Aku hanya bisa terdiam. Ya, mulutku ingin berkata. Hatiku berteriak padaku agar aku mengatakan sepatah kata saja pada orang yang ingin mendengarkanku. Tidak ada orang lain di luar sana yang akan mendengarkan kisah piluku ini.

Oh, betapa hinanya!

"Yura pergi," bisikku. Hanya itu. Hanya itu yang bisa aku katakan dengan sisa energi dan emosi yang berkecamuk dalam dadaku.

Damian hanya mengangguk pelan. Ia tidak mengatakan apa-apa, hanya memandang wajahku dengan raut muka yang berbeda.

Setelah dua menit yang panjang, ia akhirnya berbicara, "Yura bikin sebal saja."

"Maksudmu?"

"Bikin kamu sedih begini, Reuben. Kamu nggak sudi begini. Biasanya kamu senang, kayak tanpa masalah. Sekarang..."

Aku hanya menyesap teh panasku, membiarkan cairannya membakar kerongkonganku.

"Sekarang, aku lihat kamu aja jadi sedih," katanya dengan suara lirih.

"Maaf aku bikin kamu sedih."

"Ya, nggak apa kok. Emang aku orang yang kayak gini."

Damian menghela napas panjang dan memandang sekitar kafe. "Aku mau pesan dulu, ya. Kamu mau makan apa lagi? Atau beli minuman?"

"Ada Indomie, kalau mau."

"Ah, Indomie!" Ia segera memanggil pelayan kafe. "Indomie kuah satu, teh manis dingin satu. Kamu mau apa, Reuben?"

Aku ingat Yura pernah bilang ia suka Indomie kuah. Aku setuju dengannya, dan kami lalu membahas tentang Indomie dan seluk beluknya.

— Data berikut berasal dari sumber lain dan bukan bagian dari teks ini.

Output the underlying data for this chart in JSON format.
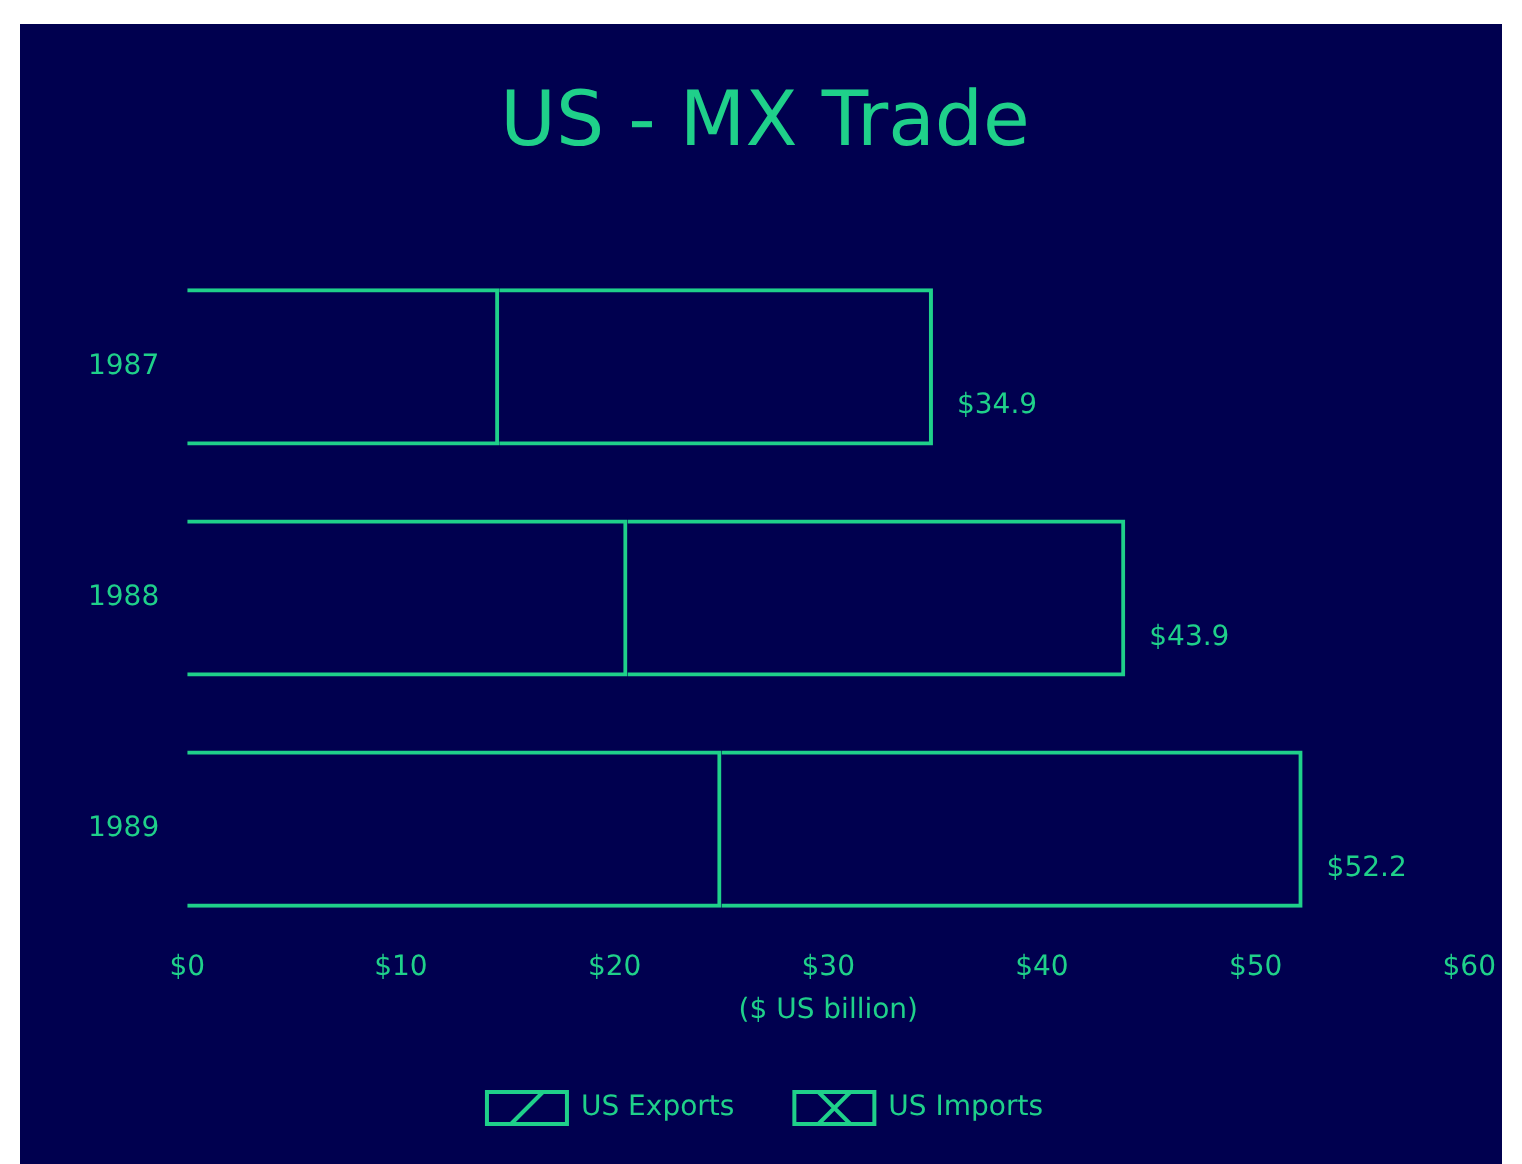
{
  "chart_data": {
    "type": "bar",
    "orientation": "horizontal",
    "stacked": true,
    "title": "US - MX Trade",
    "xlabel": "($ US billion)",
    "categories": [
      "1987",
      "1988",
      "1989"
    ],
    "series": [
      {
        "name": "US Exports",
        "color": "#1fd08a",
        "values": [
          14.6,
          20.6,
          25.0
        ]
      },
      {
        "name": "US Imports",
        "color": "#1fd08a",
        "values": [
          20.3,
          23.3,
          27.2
        ]
      }
    ],
    "totals": [
      "$34.9",
      "$43.9",
      "$52.2"
    ],
    "xlim": [
      0,
      60
    ],
    "xticks": [
      {
        "value": 0,
        "label": "$0"
      },
      {
        "value": 10,
        "label": "$10"
      },
      {
        "value": 20,
        "label": "$20"
      },
      {
        "value": 30,
        "label": "$30"
      },
      {
        "value": 40,
        "label": "$40"
      },
      {
        "value": 50,
        "label": "$50"
      },
      {
        "value": 60,
        "label": "$60"
      }
    ],
    "grid": false,
    "legend": "bottom"
  }
}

"Indomie kuah is the best," celetuknya pada sore yang mendung itu, "you are also the best, Reuben!"

Aku mengangguk pada pertanyaan Damian. "Aku juga mau yang kuah, satu saja. Dan... teh manis hangat satu gelas. Itu saja."

Damian tersenyum padaku. Aku hanya menyenyuminya kembali.